# Cheap and easy dove tree out of PVC for the dove hunters



## oldschoolcj5 (Jun 8, 2009)

how well does it draw them in?


----------



## Pittstate23 (Dec 27, 2010)

thats sweet, i've never seen anything like that.


----------



## Byrd (Oct 18, 2002)

Mojo sells a dove tree and it cost like $60+. I have watched youtube videos and it seems to bring the doves right in. 
I got the plans off another site and thought some on here may like it.

Supplies
10ft 1 inch pvc pipe for tree trunk
10 ft of 1/2 inch pvc pipe for tree limbs
2- one inch pvc connectors
4 pvc T connectors to connect the limbs to the tree trunk
5 - 1/2 inch 45 degree connectors

Can of brown spray

I cut the tree trunk in half and used a 1 inch connector to piece the two sections together then I cut another foot off the bottom and placed the other 1 inch connector this piece will be pounded into the ground in the field then connect rest of tree to it.

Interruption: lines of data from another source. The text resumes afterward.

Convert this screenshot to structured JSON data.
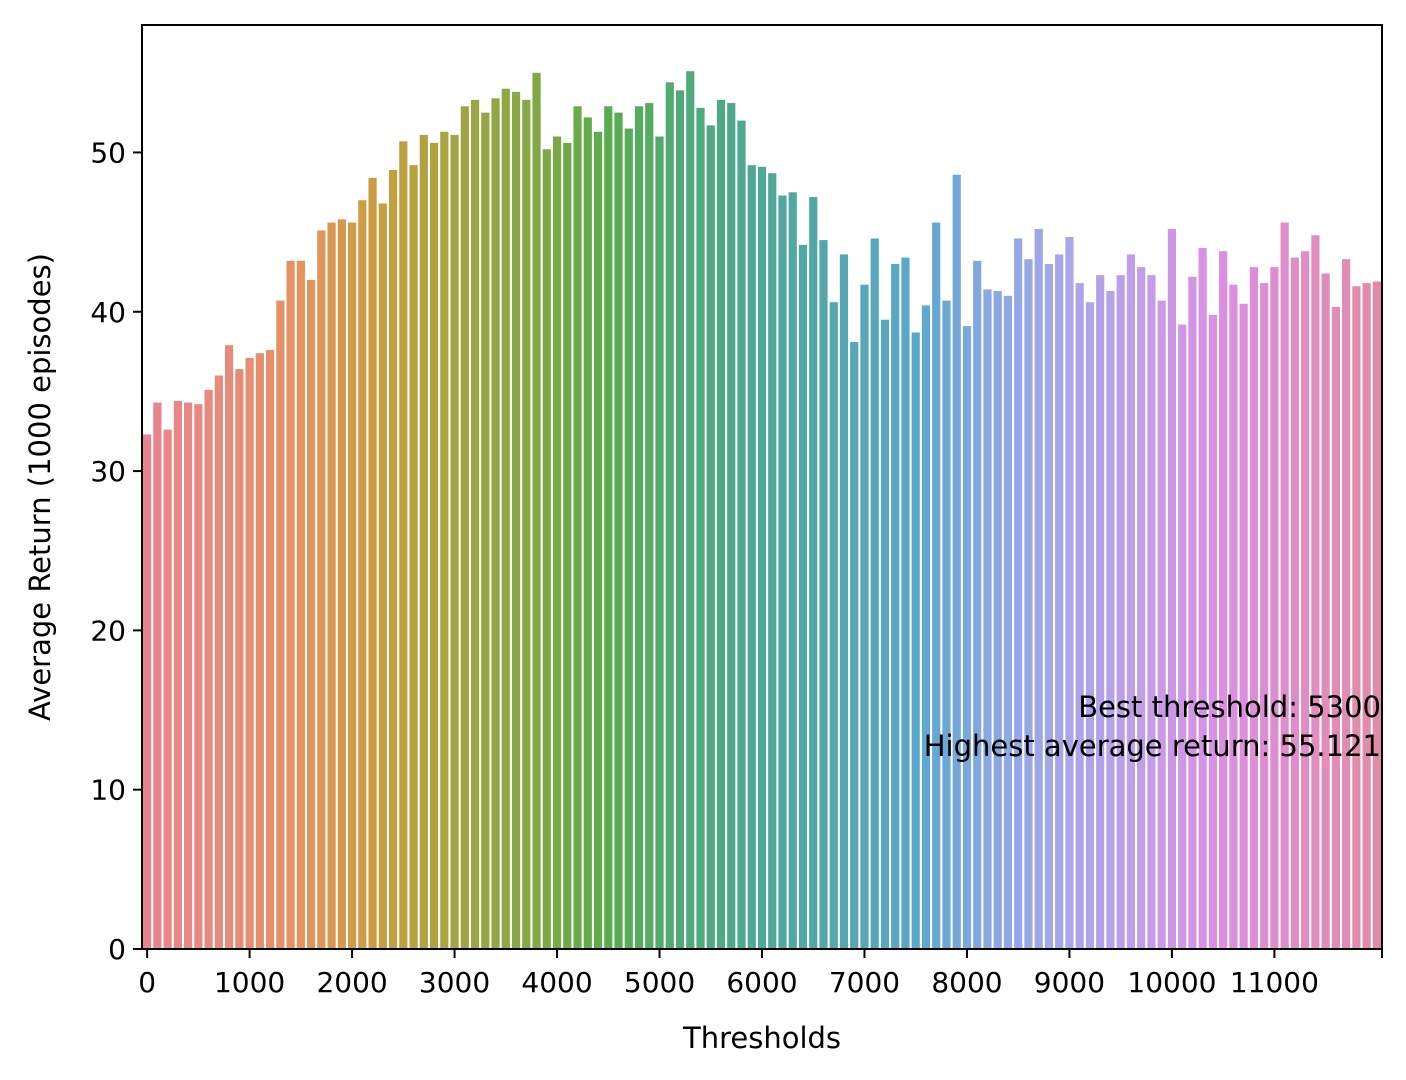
{
  "chart_data": {
    "type": "bar",
    "title": "",
    "xlabel": "Thresholds",
    "ylabel": "Average Return (1000 episodes)",
    "ylim": [
      0,
      58
    ],
    "yticks": [
      0,
      10,
      20,
      30,
      40,
      50
    ],
    "xticks": [
      0,
      1000,
      2000,
      3000,
      4000,
      5000,
      6000,
      7000,
      8000,
      9000,
      10000,
      11000
    ],
    "legend": "none",
    "grid": false,
    "x": [
      0,
      100,
      200,
      300,
      400,
      500,
      600,
      700,
      800,
      900,
      1000,
      1100,
      1200,
      1300,
      1400,
      1500,
      1600,
      1700,
      1800,
      1900,
      2000,
      2100,
      2200,
      2300,
      2400,
      2500,
      2600,
      2700,
      2800,
      2900,
      3000,
      3100,
      3200,
      3300,
      3400,
      3500,
      3600,
      3700,
      3800,
      3900,
      4000,
      4100,
      4200,
      4300,
      4400,
      4500,
      4600,
      4700,
      4800,
      4900,
      5000,
      5100,
      5200,
      5300,
      5400,
      5500,
      5600,
      5700,
      5800,
      5900,
      6000,
      6100,
      6200,
      6300,
      6400,
      6500,
      6600,
      6700,
      6800,
      6900,
      7000,
      7100,
      7200,
      7300,
      7400,
      7500,
      7600,
      7700,
      7800,
      7900,
      8000,
      8100,
      8200,
      8300,
      8400,
      8500,
      8600,
      8700,
      8800,
      8900,
      9000,
      9100,
      9200,
      9300,
      9400,
      9500,
      9600,
      9700,
      9800,
      9900,
      10000,
      10100,
      10200,
      10300,
      10400,
      10500,
      10600,
      10700,
      10800,
      10900,
      11000,
      11100,
      11200,
      11300,
      11400,
      11500,
      11600,
      11700,
      11800,
      11900,
      12000
    ],
    "values": [
      32.3,
      34.3,
      32.6,
      34.4,
      34.3,
      34.2,
      35.1,
      36.0,
      37.9,
      36.4,
      37.1,
      37.4,
      37.6,
      40.7,
      43.2,
      43.2,
      42.0,
      45.1,
      45.6,
      45.8,
      45.6,
      47.0,
      48.4,
      46.8,
      48.9,
      50.7,
      49.2,
      51.1,
      50.6,
      51.3,
      51.1,
      52.9,
      53.3,
      52.5,
      53.4,
      54.0,
      53.8,
      53.3,
      55.0,
      50.2,
      51.0,
      50.6,
      52.9,
      52.2,
      51.3,
      52.9,
      52.5,
      51.5,
      52.9,
      53.1,
      51.0,
      54.4,
      53.9,
      55.1,
      52.8,
      51.7,
      53.3,
      53.1,
      52.0,
      49.2,
      49.1,
      48.7,
      47.3,
      47.5,
      44.2,
      47.2,
      44.5,
      40.6,
      43.6,
      38.1,
      41.7,
      44.6,
      39.5,
      43.0,
      43.4,
      38.7,
      40.4,
      45.6,
      40.7,
      48.6,
      39.1,
      43.2,
      41.4,
      41.3,
      41.0,
      44.6,
      43.3,
      45.2,
      43.0,
      43.6,
      44.7,
      41.8,
      40.6,
      42.3,
      41.3,
      42.3,
      43.6,
      42.8,
      42.3,
      40.7,
      45.2,
      39.2,
      42.2,
      44.0,
      39.8,
      43.8,
      41.7,
      40.5,
      42.8,
      41.8,
      42.8,
      45.6,
      43.4,
      43.8,
      44.8,
      42.4,
      40.3,
      43.3,
      41.6,
      41.8,
      41.9
    ],
    "colors": [
      "#e8848f",
      "#e78c7c",
      "#e5925f",
      "#c99e3e",
      "#a4a443",
      "#84a845",
      "#59ad4c",
      "#4fa979",
      "#4fa898",
      "#55a6ae",
      "#5aa8cc",
      "#8aa8e3",
      "#aaa6e8",
      "#c39de8",
      "#dd8ee3",
      "#e08dc5",
      "#e28ba6"
    ],
    "annotations": [
      "Best threshold: 5300",
      "Highest average return: 55.121"
    ]
  }
}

I put never seize in connectors so I can POP the pieces out easily and make it more mobile....then just add the t connectors to trunk I started about 9 inches from top and started the limbs from there u can make the limb sections as long or short as u want...I also put never sieze in the t connectors where the limbs attach so I can just slide them in and out, if u look at the pic u can see how I put the 45 degree connectors to get the bends in the limbs

To be able to connect the decoy to the 1/2 I just drilled it out so there was a notch for the clip to grab onto

The tree ended up being a little flimsy so I drilled 4 holes threw the bottom section of the trunk and took some boot laces and some tent stakes so I can anchor the tree better do its not leaning


----------



## oldschoolcj5 (Jun 8, 2009)

nice job. Hope it serves you well in a few weeks!


----------



## Bownut400 (May 29, 2007)

Thanks for sharing, I am going to build one.


----------